Speaking of reading, he loved books. He was a voracious reader and while he had a nice collection of books, he learned to love the Kindle and downloaded and read all the time.  He loved history and WWI and WWII and the Civil War.  He LOVED the book To Kill A Mockingbird and would stop us every once in a while to read one of the quotes from the book – what he called gems.  And he had certain books – Shackleton or the Frontiersman or John Adams that he probably read and reread 6 or 7 times.

He loved to travel.  Every summer he took the family on a trip – most times to the beach in Destin or Hilton Head or North Myrtle Beach.  They went to Washington DC and Gettysburg and so many other places.  He traveled a lot for work in his early days – to Paris over 18 times and to Germany and Amsterdam.  But the travel he really enjoyed was with Mary Lou.  They took countless cruises – to the Caribbean to Alaska many times and enjoyed their recent trip to Europe. 

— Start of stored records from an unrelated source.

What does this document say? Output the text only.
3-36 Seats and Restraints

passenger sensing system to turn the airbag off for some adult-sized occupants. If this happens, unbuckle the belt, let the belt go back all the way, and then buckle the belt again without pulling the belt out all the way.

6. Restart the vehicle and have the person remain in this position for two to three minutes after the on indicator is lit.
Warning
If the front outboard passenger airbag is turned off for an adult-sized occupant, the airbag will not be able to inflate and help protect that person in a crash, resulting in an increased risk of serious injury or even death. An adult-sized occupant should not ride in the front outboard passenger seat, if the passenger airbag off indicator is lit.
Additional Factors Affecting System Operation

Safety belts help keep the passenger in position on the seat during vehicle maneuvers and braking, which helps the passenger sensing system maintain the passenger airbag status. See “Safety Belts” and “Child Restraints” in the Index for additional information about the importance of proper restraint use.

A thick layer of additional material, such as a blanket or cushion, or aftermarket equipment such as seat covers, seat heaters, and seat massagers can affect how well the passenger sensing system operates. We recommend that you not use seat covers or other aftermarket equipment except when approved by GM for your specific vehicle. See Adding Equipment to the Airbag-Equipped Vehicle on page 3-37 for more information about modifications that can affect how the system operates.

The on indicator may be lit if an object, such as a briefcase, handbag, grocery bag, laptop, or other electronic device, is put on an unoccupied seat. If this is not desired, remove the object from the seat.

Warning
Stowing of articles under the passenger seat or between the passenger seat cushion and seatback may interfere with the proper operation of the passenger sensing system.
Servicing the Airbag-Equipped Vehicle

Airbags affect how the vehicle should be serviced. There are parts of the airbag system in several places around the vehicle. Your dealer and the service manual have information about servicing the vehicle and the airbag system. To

He went to mass most mornings at Glenmary and usually with mom (unless she was babysitting!)  He felt a real connection with that small, intimate chapel and when we went to mass on Tuesday, the priests and people hugged us and Father Charlie even had part of his homily about dad.  He and my mom regularly volunteered at the Drop Inn Center and made and served food.  He did this quietly but often and did it without hesitation.

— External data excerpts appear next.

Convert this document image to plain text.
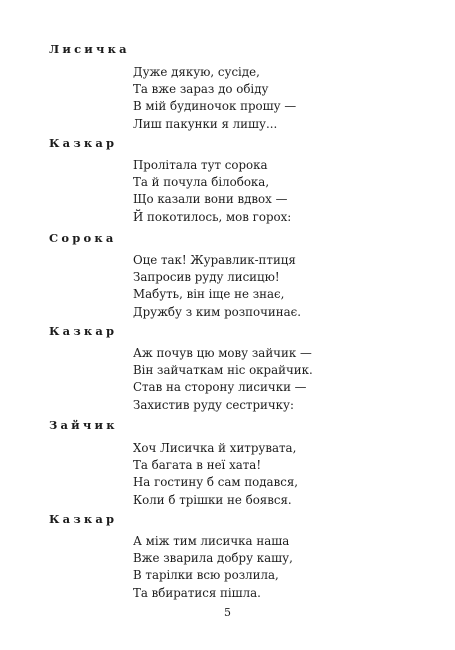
Лисичка
Дуже дякую, сусіде,
Та вже зараз до обіду
В мій будиночок прошу —
Лиш пакунки я лишу...
Казкар
Пролітала тут сорока
Та й почула білобока,
Що казали вони вдвох —
Й покотилось, мов горох:
Сорока
Оце так! Журавлик-птиця
Запросив руду лисицю!
Мабуть, він іще не знає,
Дружбу з ким розпочинає.
Казкар
Аж почув цю мову зайчик —
Він зайчаткам ніс окрайчик.
Став на сторону лисички —
Захистив руду сестричку:
Зайчик
Хоч Лисичка й хитрувата,
Та багата в неї хата!
На гостину б сам подався,
Коли б трішки не боявся.
Казкар
А між тим лисичка наша
Вже зварила добру кашу,
В тарілки всю розлила,
Та вбиратися пішла.
5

He loved his family in Sprinfield, Illinois.  He would pack up the station wagon and for almost every holiday they’d make the trek to Springfield to spend time with everyone.  He went back for Alan’s surprise 60th birthday party, he made trips to visit his mom – sometimes by himself when he needed to help out or just be there for her in her later years.  He loved his nieces and nephews. What great memories the cousins had playing together, camping together and spending summer vacations together.  Family was so important and those memories they have, he helped create.

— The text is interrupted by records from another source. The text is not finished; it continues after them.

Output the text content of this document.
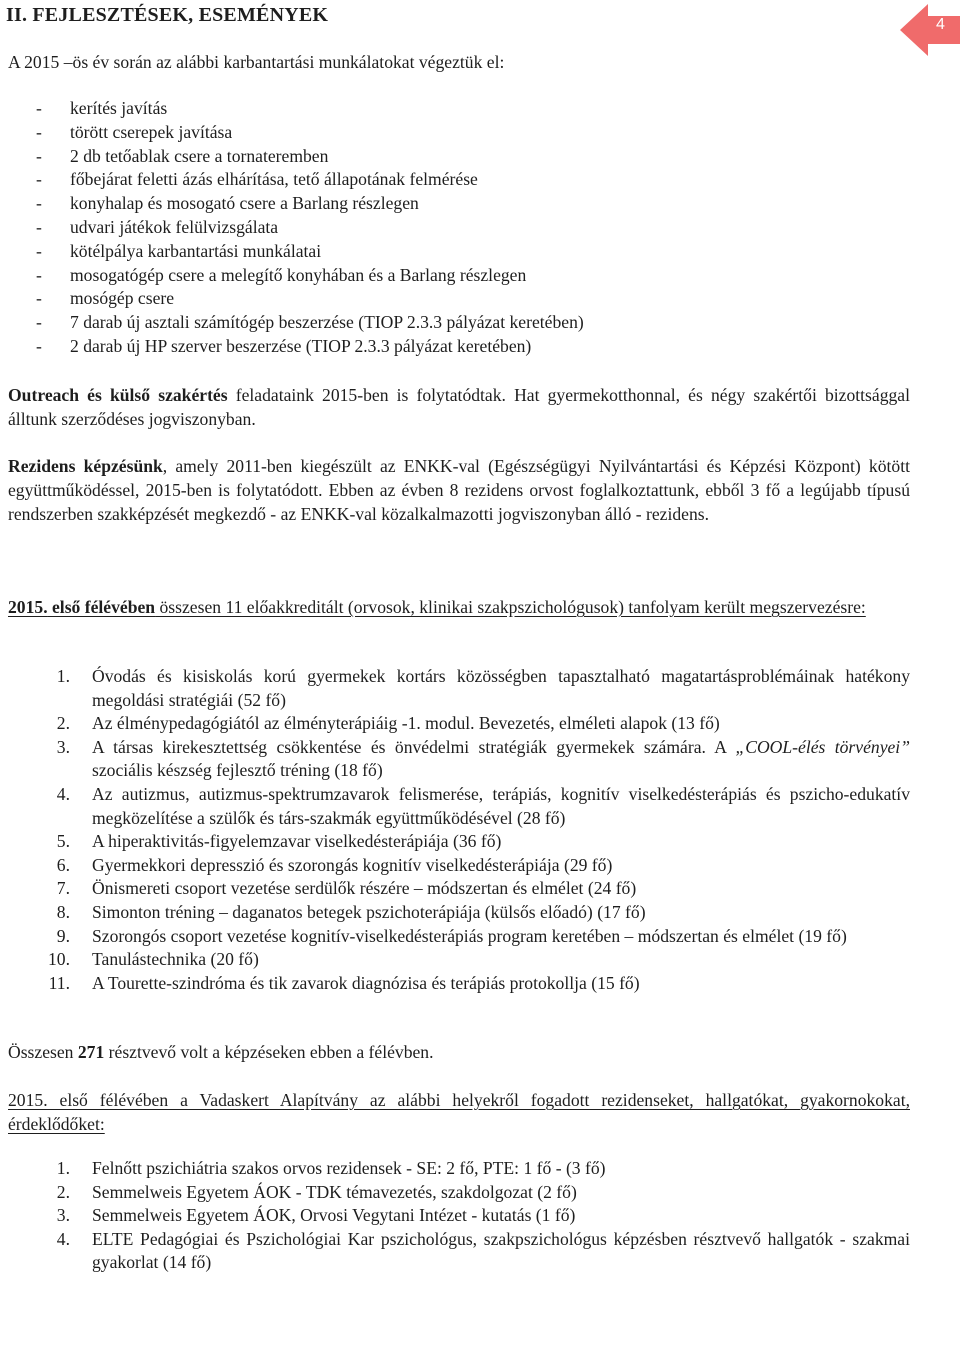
II. FEJLESZTÉSEK, ESEMÉNYEK	4

A 2015 –ös év során az alábbi karbantartási munkálatokat végeztük el:

- kerítés javítás
- törött cserepek javítása
- 2 db tetőablak csere a tornateremben
- főbejárat feletti ázás elhárítása, tető állapotának felmérése
- konyhalap és mosogató csere a Barlang részlegen
- udvari játékok felülvizsgálata
- kötélpálya karbantartási munkálatai
- mosogatógép csere a melegítő konyhában és a Barlang részlegen
- mosógép csere
- 7 darab új asztali számítógép beszerzése (TIOP 2.3.3 pályázat keretében)
- 2 darab új HP szerver beszerzése (TIOP 2.3.3 pályázat keretében)

Outreach és külső szakértés feladataink 2015-ben is folytatódtak. Hat gyermekotthonnal, és négy szakértői bizottsággal álltunk szerződéses jogviszonyban.

Rezidens képzésünk, amely 2011-ben kiegészült az ENKK-val (Egészségügyi Nyilvántartási és Képzési Központ) kötött együttműködéssel, 2015-ben is folytatódott. Ebben az évben 8 rezidens orvost foglalkoztattunk, ebből 3 fő a legújabb típusú rendszerben szakképzését megkezdő - az ENKK-val közalkalmazotti jogviszonyban álló - rezidens.

2015. első félévében összesen 11 előakkreditált (orvosok, klinikai szakpszichológusok) tanfolyam került megszervezésre:

1. Óvodás és kisiskolás korú gyermekek kortárs közösségben tapasztalható magatartásproblémáinak hatékony megoldási stratégiái (52 fő)
2. Az élménypedagógiától az élményterápiáig -1. modul. Bevezetés, elméleti alapok (13 fő)
3. A társas kirekesztettség csökkentése és önvédelmi stratégiák gyermekek számára. A „COOL-élés törvényei” szociális készség fejlesztő tréning (18 fő)
4. Az autizmus, autizmus-spektrumzavarok felismerése, terápiás, kognitív viselkedésterápiás és pszicho-edukatív megközelítése a szülők és társ-szakmák együttműködésével (28 fő)
5. A hiperaktivitás-figyelemzavar viselkedésterápiája (36 fő)
6. Gyermekkori depresszió és szorongás kognitív viselkedésterápiája (29 fő)
7. Önismereti csoport vezetése serdülők részére – módszertan és elmélet (24 fő)
8. Simonton tréning – daganatos betegek pszichoterápiája (külsős előadó) (17 fő)
9. Szorongós csoport vezetése kognitív-viselkedésterápiás program keretében – módszertan és elmélet (19 fő)
10. Tanulástechnika (20 fő)
11. A Tourette-szindróma és tik zavarok diagnózisa és terápiás protokollja (15 fő)

Összesen 271 résztvevő volt a képzéseken ebben a félévben.

2015. első félévében a Vadaskert Alapítvány az alábbi helyekről fogadott rezidenseket, hallgatókat, gyakornokokat, érdeklődőket:

1. Felnőtt pszichiátria szakos orvos rezidensek - SE: 2 fő, PTE: 1 fő - (3 fő)
2. Semmelweis Egyetem ÁOK - TDK témavezetés, szakdolgozat (2 fő)
3. Semmelweis Egyetem ÁOK, Orvosi Vegytani Intézet - kutatás (1 fő)
4. ELTE Pedagógiai és Pszichológiai Kar pszichológus, szakpszichológus képzésben résztvevő hallgatók - szakmai gyakorlat (14 fő)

He was PROUD without reserve.  He’d talk about his grandchildren – “that little Arleigh is just so attentive – look at how she notices everything….Lily, listen to hear read – and her vocabulary!!!, she’s amazing…Griffin is such a good boy and just so smart.”  He loved his little grandchildren and always had a treat stashed in a little bag to give them. They knew they could count on grandpa to sneak them a snack.  He’d be so patient and enjoyed watching a cartoon with them.  We’d walk by and there’d be Lily and Griffin sitting with grandpa watching Care Bears or My Little Pony – and he just enjoyed it.  Most recently mom and dad went on a European cruise – from Istanbul to Athens, Paris to Venice. At dinner with a table full of strangers he said, “you know my daughter-in-law Rachel won the Flying Pig Marathon!”  I’m sure they had no clue, but it didn’t matter – he’d talk about his kids or his family any chance he had.  He loved Rachel and loved Greg like his own.  He was proud of them and happy to be in their company. 

There are no words to describe how much he was loved and how much he will be missed.  It hasn’t sunk in, it doesn’t seem real, but we trust in God’s plan.  We know it’s not goodbye, but that we will see him again one day. 

Every morning before their walk at Winton Woods, mom and dad would say this to each other.  Dad would say “This is the Day the Lord has made” and mom would say “let us rejoice and be glad.”  And dad would end with “Alleluia.”